Firstly, we have investigated suspensions of solid spheres in Newtonian, shear thinning and shear thickening fluids in the simple shear flow created by two walls moving in opposite directions, considering various solid volume fractions and particle Reynolds numbers, thus including inertial effects. The results show that that the non-dimensional relative viscosity of of the suspension and the mean value of the local shear-rate can be well predicted by homogenization theory, more accurately for lower particle concentrations. Moreover, we show that in the presence of inertia, the effective viscosity of these suspensions deviates from that of Stokesian suspensions.

We also examine the role of fluid elasticity, shear-thinning and combined shear-thinning visco-elastic effects on the simple linear Couette shear flow of neutrally-buoyant rigid spherical particles. It is found that the effective viscosity grows monotonically with the solid volume fraction and that all the Non-Newtonian cases exhibit a lower effective viscosity than the Newtonian ones; in addition, we show that elastic effects dominate at low elasticity whereas shear thinning is predominant at high applied shear rates. These variations in the effective viscosity are mainly due to changes in the particle-induced shear stress component.

We then study the settling of spherical particles in quiescent wall-bounded Newtonian and shear-thinning fluids at three different solid volume fractions.
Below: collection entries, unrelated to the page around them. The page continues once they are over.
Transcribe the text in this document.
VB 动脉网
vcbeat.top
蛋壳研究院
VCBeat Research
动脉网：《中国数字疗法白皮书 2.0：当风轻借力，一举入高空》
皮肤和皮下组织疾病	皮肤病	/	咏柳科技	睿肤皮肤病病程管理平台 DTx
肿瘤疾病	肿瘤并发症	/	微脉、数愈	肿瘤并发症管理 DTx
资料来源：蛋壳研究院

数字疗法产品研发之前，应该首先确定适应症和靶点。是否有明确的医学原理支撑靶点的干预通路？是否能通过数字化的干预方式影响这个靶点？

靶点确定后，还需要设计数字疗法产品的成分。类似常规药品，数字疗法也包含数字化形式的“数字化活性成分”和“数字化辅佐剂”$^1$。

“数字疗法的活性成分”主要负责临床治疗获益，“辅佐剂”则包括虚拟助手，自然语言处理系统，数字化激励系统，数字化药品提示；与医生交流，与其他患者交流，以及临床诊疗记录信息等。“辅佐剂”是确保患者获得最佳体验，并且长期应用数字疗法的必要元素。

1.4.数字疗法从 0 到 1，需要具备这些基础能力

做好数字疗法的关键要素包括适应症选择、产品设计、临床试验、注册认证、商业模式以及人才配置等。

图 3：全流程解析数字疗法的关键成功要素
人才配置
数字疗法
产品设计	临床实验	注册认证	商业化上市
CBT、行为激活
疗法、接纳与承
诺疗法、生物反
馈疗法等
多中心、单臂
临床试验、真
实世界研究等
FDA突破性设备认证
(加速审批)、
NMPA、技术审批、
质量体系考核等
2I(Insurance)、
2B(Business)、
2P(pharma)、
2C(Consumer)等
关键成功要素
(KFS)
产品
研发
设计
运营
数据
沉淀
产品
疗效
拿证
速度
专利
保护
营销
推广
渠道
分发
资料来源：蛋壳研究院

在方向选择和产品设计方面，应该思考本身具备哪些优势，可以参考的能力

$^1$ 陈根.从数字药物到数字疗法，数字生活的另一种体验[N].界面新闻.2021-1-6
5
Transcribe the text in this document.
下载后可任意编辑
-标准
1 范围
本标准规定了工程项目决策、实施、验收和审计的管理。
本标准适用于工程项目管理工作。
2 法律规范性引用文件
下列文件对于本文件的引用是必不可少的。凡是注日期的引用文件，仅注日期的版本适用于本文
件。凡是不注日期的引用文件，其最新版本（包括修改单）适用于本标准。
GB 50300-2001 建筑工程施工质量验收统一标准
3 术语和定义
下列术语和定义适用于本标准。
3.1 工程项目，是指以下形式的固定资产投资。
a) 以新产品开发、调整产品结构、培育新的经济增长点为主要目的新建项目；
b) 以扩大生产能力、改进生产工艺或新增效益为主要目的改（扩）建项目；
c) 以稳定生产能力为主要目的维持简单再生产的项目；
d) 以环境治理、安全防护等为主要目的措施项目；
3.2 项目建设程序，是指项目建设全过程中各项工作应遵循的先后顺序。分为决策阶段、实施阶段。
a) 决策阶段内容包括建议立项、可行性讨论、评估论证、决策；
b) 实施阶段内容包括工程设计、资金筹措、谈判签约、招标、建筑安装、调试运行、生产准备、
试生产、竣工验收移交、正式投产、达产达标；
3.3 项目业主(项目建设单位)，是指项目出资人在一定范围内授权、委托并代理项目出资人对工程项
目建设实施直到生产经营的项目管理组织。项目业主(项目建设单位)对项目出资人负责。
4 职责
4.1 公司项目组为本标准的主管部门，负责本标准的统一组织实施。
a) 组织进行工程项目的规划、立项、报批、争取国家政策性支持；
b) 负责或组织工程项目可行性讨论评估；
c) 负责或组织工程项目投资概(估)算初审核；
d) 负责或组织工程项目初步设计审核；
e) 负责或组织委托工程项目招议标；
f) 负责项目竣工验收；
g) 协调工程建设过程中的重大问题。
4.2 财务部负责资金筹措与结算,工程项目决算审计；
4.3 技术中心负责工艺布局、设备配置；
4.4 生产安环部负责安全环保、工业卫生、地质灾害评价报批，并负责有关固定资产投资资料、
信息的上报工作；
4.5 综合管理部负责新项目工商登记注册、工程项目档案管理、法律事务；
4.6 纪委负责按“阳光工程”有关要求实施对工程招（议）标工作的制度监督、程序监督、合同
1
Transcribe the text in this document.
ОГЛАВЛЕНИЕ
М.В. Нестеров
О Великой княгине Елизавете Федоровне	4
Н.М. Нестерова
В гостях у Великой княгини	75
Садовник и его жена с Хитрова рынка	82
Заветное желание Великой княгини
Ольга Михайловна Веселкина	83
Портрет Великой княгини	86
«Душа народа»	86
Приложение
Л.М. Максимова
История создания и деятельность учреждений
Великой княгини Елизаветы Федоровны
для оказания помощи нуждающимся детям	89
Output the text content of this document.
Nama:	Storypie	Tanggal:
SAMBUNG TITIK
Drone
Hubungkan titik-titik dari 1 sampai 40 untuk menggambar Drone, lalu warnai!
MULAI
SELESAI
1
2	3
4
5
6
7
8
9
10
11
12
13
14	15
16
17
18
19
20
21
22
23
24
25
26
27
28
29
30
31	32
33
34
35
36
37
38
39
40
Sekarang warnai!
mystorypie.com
We find that the mean settling velocities decrease with the particle concentration as a consequence of the hindering effect and thatthe mean settling speed is always larger in the shear thinning fluid than in the Newtonian one, due to the reduction of the local fluid viscosity around the particles which leads to a lower drag force acting on the particles.

Finally, the inertial migration of hyper-elastic deformable particle in laminar pipe flows is also investigated. We consider different flow rates and various levels of particle elasticity. We observe that the particle deforms and experiences a lateral movement while traveling downstream through the pipe, always finding a stable position at the pipe centerline.